Tell your Story: this IS your lesson

“Everything you look at can become a fairy tale and you can get a story from everything you touch.”
― Hans Christian Andersen

I’ve been teaching for more than 30 years. I’ve done everything I now reject in terms of methodology. I started with Grammar-Translation because this is what I was told to do by my first employer. I taught exam-prep the exam-prep way for many years. I analyzed question after question, explained every tiny grammar point to my students, had them write down the theory behind the language. I taught Grammar explicitly. I changed. I’m cured!

Text by Maria Davou

I changed because I learned, I studied, I read, I listened, I experimented, I shared, I asked, I observed. I changed because I saw that something wasn’t quite working, there was clearly something rotten in the state of ELT. I changed, facing my own fears, taking uncalculated risks, trusting the learners more than the teachers, trusting the child more than the adult and definitely trusting research.

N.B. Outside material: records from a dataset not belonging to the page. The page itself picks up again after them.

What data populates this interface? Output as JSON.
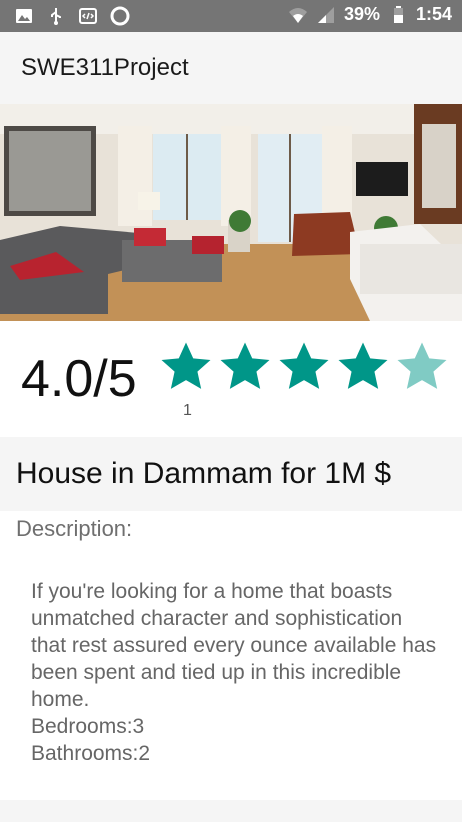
{
  "status_bar": {
    "battery_percent": "39%",
    "time": "1:54",
    "left_icons": [
      "image-icon",
      "usb-icon",
      "code-icon",
      "circle-icon"
    ],
    "right_icons": [
      "wifi-icon",
      "signal-icon",
      "battery-icon"
    ]
  },
  "app_bar": {
    "title": "SWE311Project"
  },
  "rating": {
    "value": "4.0/5",
    "count": "1",
    "stars_filled": 4,
    "stars_total": 5,
    "star_color": "#009688",
    "star_empty_color": "#80cbc4"
  },
  "listing": {
    "title": "House in Dammam for 1M $",
    "description_label": "Description:",
    "description": "If you're looking for a home that boasts unmatched character and sophistication that rest assured every ounce available has been spent and tied up in this incredible home.\nBedrooms:3\nBathrooms:2"
  }
}
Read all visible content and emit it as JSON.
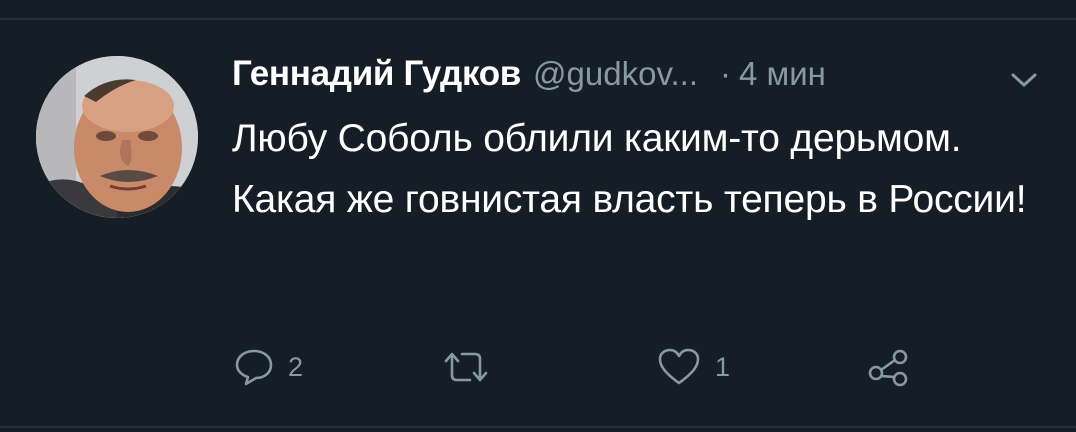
{
  "tweet": {
    "display_name": "Геннадий Гудков",
    "handle": "@gudkov...",
    "separator": "·",
    "time": "4 мин",
    "text": "Любу Соболь облили каким-то дерьмом. Какая же говнистая власть теперь в России!"
  },
  "actions": {
    "reply_count": "2",
    "like_count": "1"
  },
  "icons": {
    "reply": "reply-icon",
    "retweet": "retweet-icon",
    "like": "like-icon",
    "share": "share-icon",
    "chevron": "chevron-down-icon"
  },
  "colors": {
    "background": "#151d26",
    "secondary_text": "#8899a6",
    "primary_text": "#ffffff",
    "divider": "#23303d"
  }
}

I see how ELT is changing in my context. Tiny steps forward but there IS change. I see how my TGWTG* approach is being used more and more. I see games and fun and special corners for fun and extra rooms for fun. All good. It makes me happy. However, this is NOT what I’m talking about. Let me explain what my approach to language education is in 3 simple principles:

  1. The lesson as a narrative or…burn your lesson plan. I don’t believe in fun activities or special corners or extra spaces. I believe in stories. Our lesson should be a narrative, with the fun and the props and the games and the role-plays intertwined in the lesson itself. It’s not a process of ‘let’s do some tenses, now let’s play a game with tenses and now let’s role-play with tenses.’ It’s a story that engages us all, we tell our story together and through it, language emerges. Don’t break your lesson down into pieces: we need a narrative with a flow. Learning is an exciting process, let it unfold in its full beauty.
  2. The lesson as a liberating experience or burn your practice test book. How many tests do students need to pass the test? Recently, in a discussion with colleagues I heard twice the same concern: ‘how can we ask students to do practice tests in class if we don’t tell them how practice tests are? We need to prepare them for the practice test.’ So we need a test to teach them how to take the test they take to take the test! ENOUGH! We need 2 practice tests? Perhaps 3? Why do we need more? Do we teach the language or the test? The only reason to use practice tests is to familiarize our students with the format of the test and help them with test strategies (time management, stress management etc.) We cannot teach the language through decontextualized, random items. There’s no story, there’s no magic. Remember: if you know the language, you can pass the test. If you merely know the test, did you learn the language?
  3. Forget about the word fun. Education does not have to be fun. We don’t have to play games all the time! Stories can be sad, scary, funny. Our lesson can be unsettling, not-easy-to-swallow. It can also be comforting, humorous, sweet, fun. I mean that our goal should be to make our lessons interesting, not necessarily fun. Fun is great but it’s not an end in itself. The end is knowledge and knowledge means some sense of challenge, even discomfort. Do my students leave my classroom with new questions, with a sense of wonder, with more thoughts, with hunger to learn more, with an insatiable need to read, ask, discuss, share? This makes our lesson successful! Don’t get me wrong: I love all the fun stuff! But it’s not just about that. It’s way more and beyond that. Or as Adorno says, education should be like this splinter in your eye; this is our magnifying glass.

Practically, think of your lesson as a story, your story. Share your story with your students but let them weave it with you while telling it. Let them bring in their own narratives. Do not interrupt your narrative to sprinkle in some fun. A good lesson is a good story. And all good stories are great fun!